According to new research from Kaspersky Lab, during the first half of 2018, malware designed specifically for Internet of Things (IoT) devices grew three-fold with over 120,000 modifications of malware.
Kaspersky Lab’s IoT report revealed that the growth of malware families for smart devices is snowballing and part of a dangerous trend that could leave consumer devices vulnerable to illegal activity including cryptocurrency mining, DDoS attacks or being used in large scale attacks by becoming part of a botnet. The security firm is well aware of these threats and the company has set up its own decoy devices called honeypots to lure cybercriminals and analyze their activities online.
According to the statistics, the most popular method of spreading IoT malware is still brute forcing passwords where hackers repetitively try various password combinations before eventually gaining access to a device. Brute forcing was used in 93% of attacks while well-known exploits were used in the remaining cases.
Kaspersky Lab’s honeypots were attacked most often by routers with 60% of attacks coming from them. The remaining attacks were carried out by a variety of devices including DVRs and printers. Surprisingly, 33 attacks were carried out by connected washing machines.

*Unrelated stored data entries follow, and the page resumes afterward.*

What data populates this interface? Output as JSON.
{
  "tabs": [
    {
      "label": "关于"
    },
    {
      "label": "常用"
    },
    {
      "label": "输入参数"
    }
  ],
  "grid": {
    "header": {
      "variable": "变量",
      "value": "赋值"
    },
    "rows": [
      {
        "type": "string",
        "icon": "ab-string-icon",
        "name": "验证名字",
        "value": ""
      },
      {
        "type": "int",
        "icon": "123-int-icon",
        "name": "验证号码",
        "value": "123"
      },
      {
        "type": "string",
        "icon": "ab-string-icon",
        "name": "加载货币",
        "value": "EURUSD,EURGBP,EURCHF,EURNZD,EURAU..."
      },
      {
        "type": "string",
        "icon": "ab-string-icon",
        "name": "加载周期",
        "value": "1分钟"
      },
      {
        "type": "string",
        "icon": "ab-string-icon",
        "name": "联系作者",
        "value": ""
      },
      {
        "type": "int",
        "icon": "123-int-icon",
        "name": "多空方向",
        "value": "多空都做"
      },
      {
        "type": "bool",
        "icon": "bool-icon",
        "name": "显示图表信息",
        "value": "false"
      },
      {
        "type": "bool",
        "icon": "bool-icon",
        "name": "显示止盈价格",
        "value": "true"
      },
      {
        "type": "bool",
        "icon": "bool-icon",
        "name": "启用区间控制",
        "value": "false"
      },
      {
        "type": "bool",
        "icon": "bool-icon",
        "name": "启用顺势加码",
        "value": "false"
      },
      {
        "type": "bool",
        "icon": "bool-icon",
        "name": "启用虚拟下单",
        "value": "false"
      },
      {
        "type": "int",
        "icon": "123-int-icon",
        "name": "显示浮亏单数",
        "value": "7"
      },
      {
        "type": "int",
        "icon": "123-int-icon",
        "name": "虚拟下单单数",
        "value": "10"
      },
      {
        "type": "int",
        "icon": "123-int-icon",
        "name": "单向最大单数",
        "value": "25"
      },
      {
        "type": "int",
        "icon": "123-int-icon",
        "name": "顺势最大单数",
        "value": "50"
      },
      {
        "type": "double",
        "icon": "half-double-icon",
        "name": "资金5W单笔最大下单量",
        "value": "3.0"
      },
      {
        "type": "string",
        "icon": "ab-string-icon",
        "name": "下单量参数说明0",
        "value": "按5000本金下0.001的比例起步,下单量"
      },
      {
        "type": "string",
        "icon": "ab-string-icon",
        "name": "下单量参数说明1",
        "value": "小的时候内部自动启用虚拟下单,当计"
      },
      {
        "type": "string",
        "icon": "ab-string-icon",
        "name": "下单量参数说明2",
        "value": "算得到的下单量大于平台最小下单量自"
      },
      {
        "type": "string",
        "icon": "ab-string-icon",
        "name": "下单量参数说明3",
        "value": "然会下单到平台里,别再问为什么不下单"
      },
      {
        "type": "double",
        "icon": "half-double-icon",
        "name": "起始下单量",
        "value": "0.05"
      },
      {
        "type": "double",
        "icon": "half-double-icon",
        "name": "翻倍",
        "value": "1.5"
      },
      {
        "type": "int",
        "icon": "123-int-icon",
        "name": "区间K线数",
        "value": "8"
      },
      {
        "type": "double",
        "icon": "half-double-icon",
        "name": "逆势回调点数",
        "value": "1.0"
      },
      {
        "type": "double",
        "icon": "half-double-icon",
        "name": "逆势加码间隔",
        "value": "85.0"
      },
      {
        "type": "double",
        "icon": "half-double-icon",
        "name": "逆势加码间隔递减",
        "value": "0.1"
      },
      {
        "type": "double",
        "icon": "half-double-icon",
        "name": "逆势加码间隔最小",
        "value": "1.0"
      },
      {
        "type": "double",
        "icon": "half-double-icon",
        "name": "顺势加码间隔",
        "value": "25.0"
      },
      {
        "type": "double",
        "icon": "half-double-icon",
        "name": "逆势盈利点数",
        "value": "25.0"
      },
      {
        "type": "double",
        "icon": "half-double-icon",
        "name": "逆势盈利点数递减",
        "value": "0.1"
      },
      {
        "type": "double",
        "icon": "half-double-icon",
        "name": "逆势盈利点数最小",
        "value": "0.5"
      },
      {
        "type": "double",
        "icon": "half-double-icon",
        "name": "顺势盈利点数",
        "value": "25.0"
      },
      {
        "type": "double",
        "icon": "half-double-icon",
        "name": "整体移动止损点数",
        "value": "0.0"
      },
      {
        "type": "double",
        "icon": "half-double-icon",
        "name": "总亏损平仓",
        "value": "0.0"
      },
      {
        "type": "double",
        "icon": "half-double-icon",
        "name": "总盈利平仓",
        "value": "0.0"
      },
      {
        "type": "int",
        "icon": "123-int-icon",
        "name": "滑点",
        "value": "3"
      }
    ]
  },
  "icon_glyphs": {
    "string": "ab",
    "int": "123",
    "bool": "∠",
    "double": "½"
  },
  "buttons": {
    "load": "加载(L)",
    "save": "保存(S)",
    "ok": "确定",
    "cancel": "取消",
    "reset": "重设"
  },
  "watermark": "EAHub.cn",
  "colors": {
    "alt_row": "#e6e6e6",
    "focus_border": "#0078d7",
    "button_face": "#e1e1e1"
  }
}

Cyber crooks may have various reasons for exploiting IoT devices but the most popular reason was to create botnets which would be used to facilitate DDoS attacks. Some of the malware modifications discovered by Kaspersky Lab were even tailored to disable competing malware.
Principal Security Researcher at Kaspersky Lab, David Emm provided further insight on the firm’s report, saying:
“For those people who think that IoT devices don’t seem powerful enough to attract the attention of cybercriminals, and that won’t become targets for malicious activities, this research should serve as a wake-up call. Some smart gadget manufacturers are still not paying enough attention to the security of their products, and it’s vital that this changes – and that security is implemented at the design stage, rather than considered as an afterthought.

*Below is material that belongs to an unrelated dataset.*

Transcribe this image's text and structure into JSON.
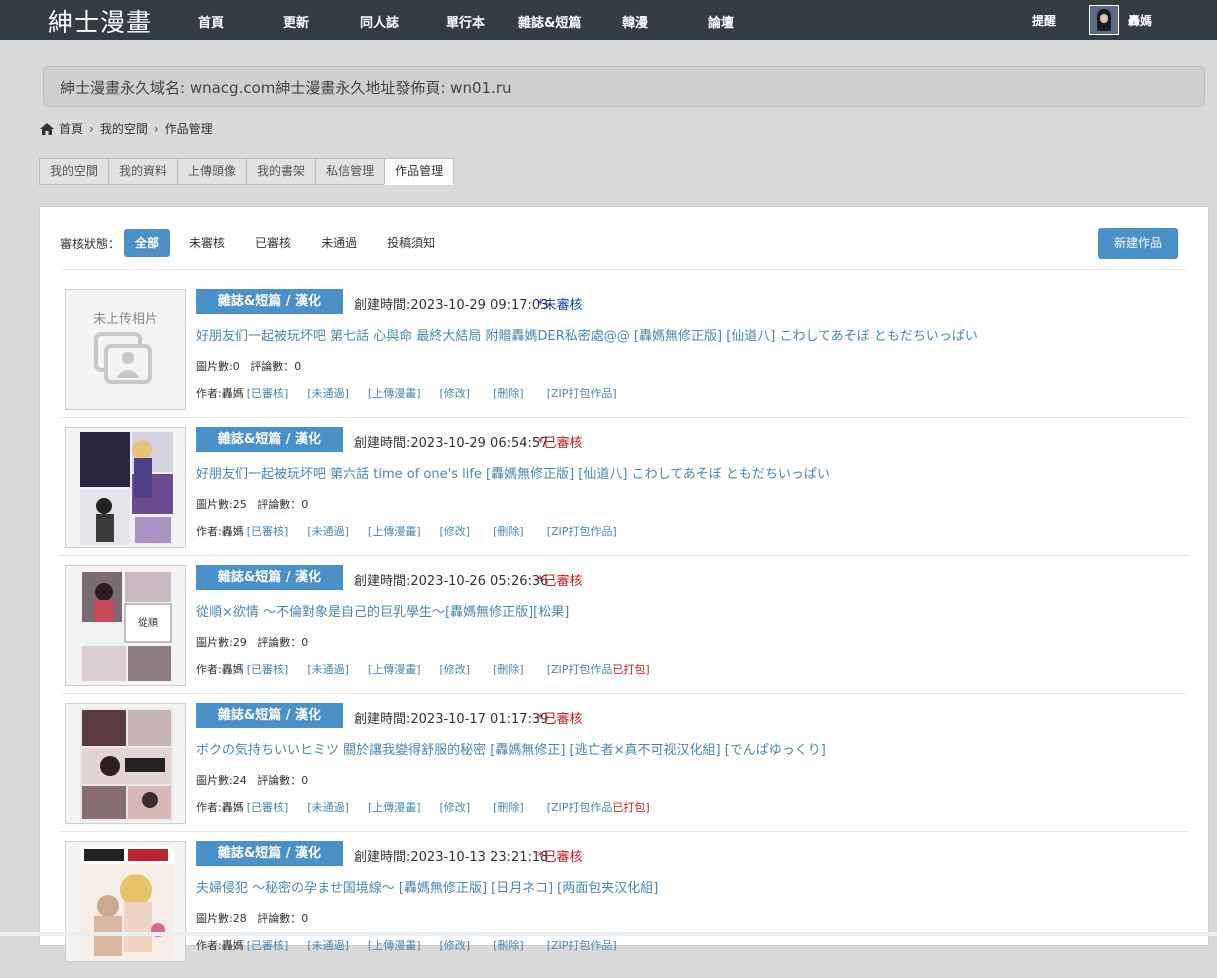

“At this point, even if vendors improve the security of devices currently on the market, it will be a while before old, vulnerable devices have been phased out of our homes. In addition, IoT malware families are rapidly being customised and developed, and while previously exploited breaches have not been fixed, criminals are constantly discovering new ones. IoT products have therefore become an easy target for cybercriminals, who can turn simple machines into powerful devices for illegal activity, such as spying, stealing, blackmailing and conducting Distributed Denial of Service (DDoS) attacks.”